EDIT: OK, think I need to be clearer - I'd like the result to show all the 'names' that appear in the table acme, against the counts (if any) from the results table. Hope that makes sense?

Having a huge issue and my brain isn't working as it should.

All I want to do is, in a single statement via a join, count the number of rows for a common field.

   SELECT name, COUNT(name) as Count FROM acme
   SELECT name, COUNT(name) as Total FROM results

I'm sure it should be something like this...

   SELECT acme.name, COUNT(acme.name) As Count, 
          COUNT(results.name) as Total 
   FROM acme 
   LEFT JOIN results ON acme.name = results.name 
   GROUP BY name 
   ORDERY BY name

But it doesn't bring back the correct counts.

Thoughts, where am I going wrong...this, I know, will be very very obvious.

H.

From your feedback, this will get what you want. You need to FIRST get unique names / counts from the "ACME" file first... THEN join that to the results table for count of records from that, otherwise, you would end up with a Cartesian result of counts. If ACME had Name "X" 5 times and Results had "X" 20 times, your total would be 100. The query below will actually result with a single row showing "X", 5, 20 which is what it appears you are looking for.. (for however many names exist in ACME).

I've changed to a LEFT join in case there are names in the ACME table that DO NOT exist in the RESULTS table, it won't drop them from your final answer

select
      JustACME.Name,
      JustACME.NameCount,
      COALESCE( COUNT( * ), 0 ) as CountFromResultsTable
   from
      ( select a.Name
               count(*) as NameCount
           from
              acme a
           group by
              a.Name ) JustACME

      LEFT JOIN results r
         on JustACME.Name = r.Name
   group by
      JustACME.Name

It looks like it's because of the join, it's screwing with your counts.
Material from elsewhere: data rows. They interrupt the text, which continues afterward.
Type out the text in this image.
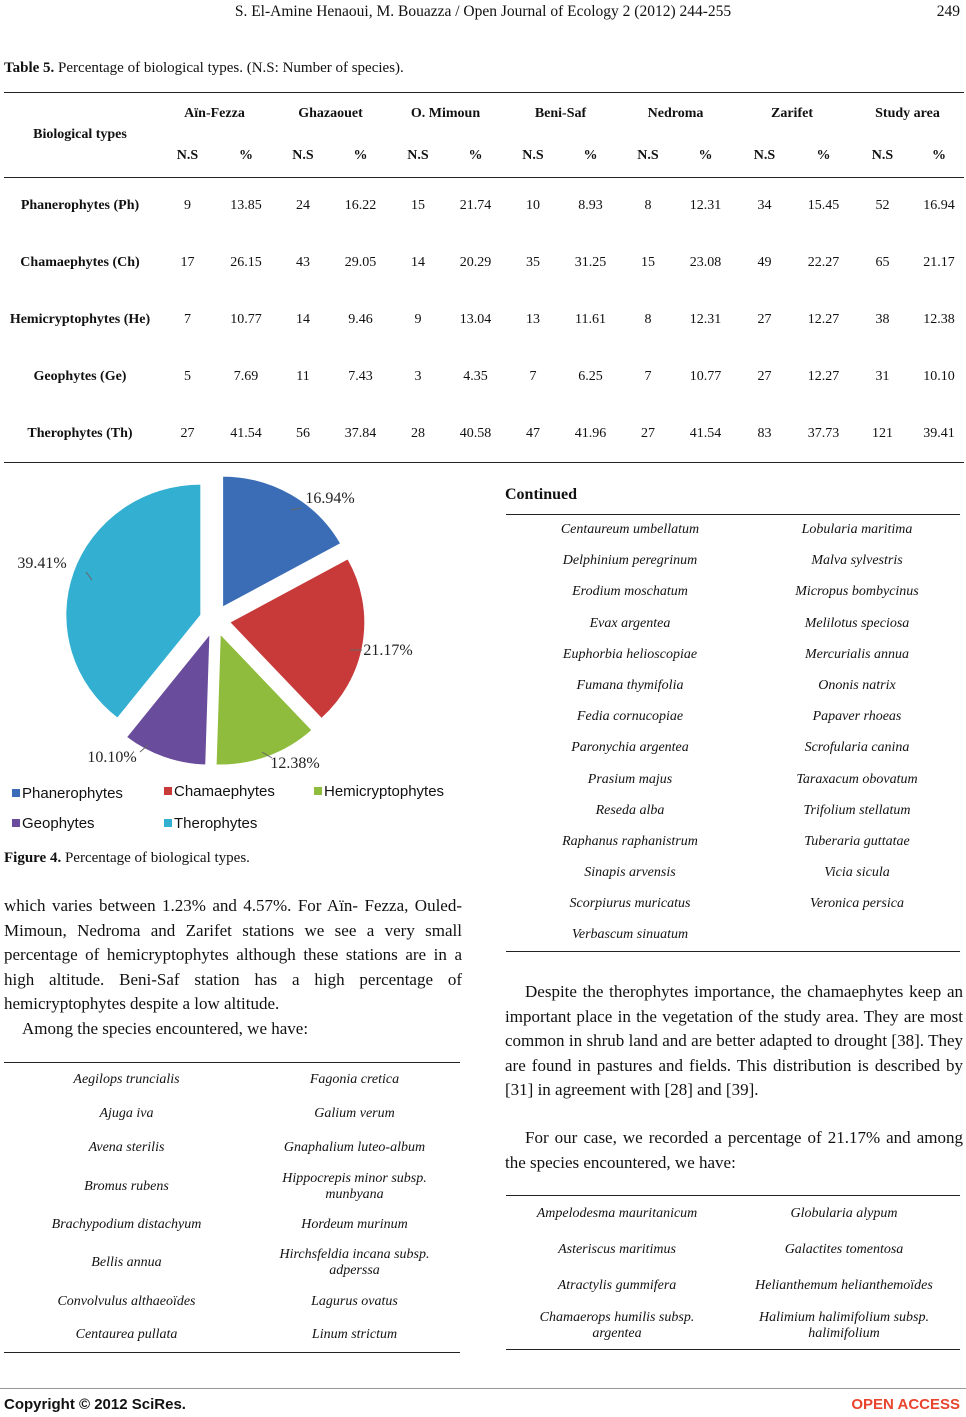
S. El-Amine Henaoui, M. Bouazza / Open Journal of Ecology 2 (2012) 244-255	249
Table 5. Percentage of biological types. (N.S: Number of species).
Biological types	Aïn-Fezza		Ghazaouet		O. Mimoun		Beni-Saf		Nedroma		Zarifet		Study area	
	N.S	%	N.S	%	N.S	%	N.S	%	N.S	%	N.S	%	N.S	%
Phanerophytes (Ph)	9	13.85	24	16.22	15	21.74	10	8.93	8	12.31	34	15.45	52	16.94
Chamaephytes (Ch)	17	26.15	43	29.05	14	20.29	35	31.25	15	23.08	49	22.27	65	21.17
Hemicryptophytes (He)	7	10.77	14	9.46	9	13.04	13	11.61	8	12.31	27	12.27	38	12.38
Geophytes (Ge)	5	7.69	11	7.43	3	4.35	7	6.25	7	10.77	27	12.27	31	10.10
Therophytes (Th)	27	41.54	56	37.84	28	40.58	47	41.96	27	41.54	83	37.73	121	39.41
16.94%
21.17%
12.38%
10.10%
39.41%
Phanerophytes	Chamaephytes	Hemicryptophytes
Geophytes	Therophytes
Figure 4. Percentage of biological types.
which varies between 1.23% and 4.57%. For Aïn- Fezza, Ouled-Mimoun, Nedroma and Zarifet stations we see a very small percentage of hemicryptophytes although these stations are in a high altitude. Beni-Saf station has a high percentage of hemicryptophytes despite a low altitude.
Among the species encountered, we have:
Aegilops truncialis	Fagonia cretica
Ajuga iva	Galium verum
Avena sterilis	Gnaphalium luteo-album
Bromus rubens	Hippocrepis minor subsp. munbyana
Brachypodium distachyum	Hordeum murinum
Bellis annua	Hirchsfeldia incana subsp. adperssa
Convolvulus althaeoïdes	Lagurus ovatus
Centaurea pullata	Linum strictum
Continued
Centaureum umbellatum	Lobularia maritima
Delphinium peregrinum	Malva sylvestris
Erodium moschatum	Micropus bombycinus
Evax argentea	Melilotus speciosa
Euphorbia helioscopiae	Mercurialis annua
Fumana thymifolia	Ononis natrix
Fedia cornucopiae	Papaver rhoeas
Paronychia argentea	Scrofularia canina
Prasium majus	Taraxacum obovatum
Reseda alba	Trifolium stellatum
Raphanus raphanistrum	Tuberaria guttatae
Sinapis arvensis	Vicia sicula
Scorpiurus muricatus	Veronica persica
Verbascum sinuatum	
Despite the therophytes importance, the chamaephytes keep an important place in the vegetation of the study area. They are most common in shrub land and are better adapted to drought [38]. They are found in pastures and fields. This distribution is described by [31] in agreement with [28] and [39].
For our case, we recorded a percentage of 21.17% and among the species encountered, we have:
Ampelodesma mauritanicum	Globularia alypum
Asteriscus maritimus	Galactites tomentosa
Atractylis gummifera	Helianthemum helianthemoïdes
Chamaerops humilis subsp. argentea	Halimium halimifolium subsp. halimifolium
Copyright © 2012 SciRes.	OPEN ACCESS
Try running the join with SELECT * FROM... and look at the resulting table. The problem should be obvious from there. =D

Yes, your join (inner or outer, doesn't matter) is messing with your results.

In fact, it is likely returning the product of rows with the same name, rather than the sum.

What you want to do is sum the rows from the first table, sum the rows from the second table, and join that .

Like this:

Select name, a.count as Count, r.count as Total
From (select name, count(*) from acme group by name) a
Left join (select name, count(*) from results group by name) r using (name)

I do not see why you forbid using two statements this just complicates everything. The only reason I see for this is to get the two results into one answer. I do not know if the latter would work but I would try this:

SET @acount = (SELECT count(DISTINCT name) FROM acme);
SELECT count(DISTINCT name) as Total, @acount as Count FROM results

I would post this as one query and (hopefully) get back the correct results. Let me note, that it is not clear from you question if you want to know how often every name doubles or if you want to count unique names.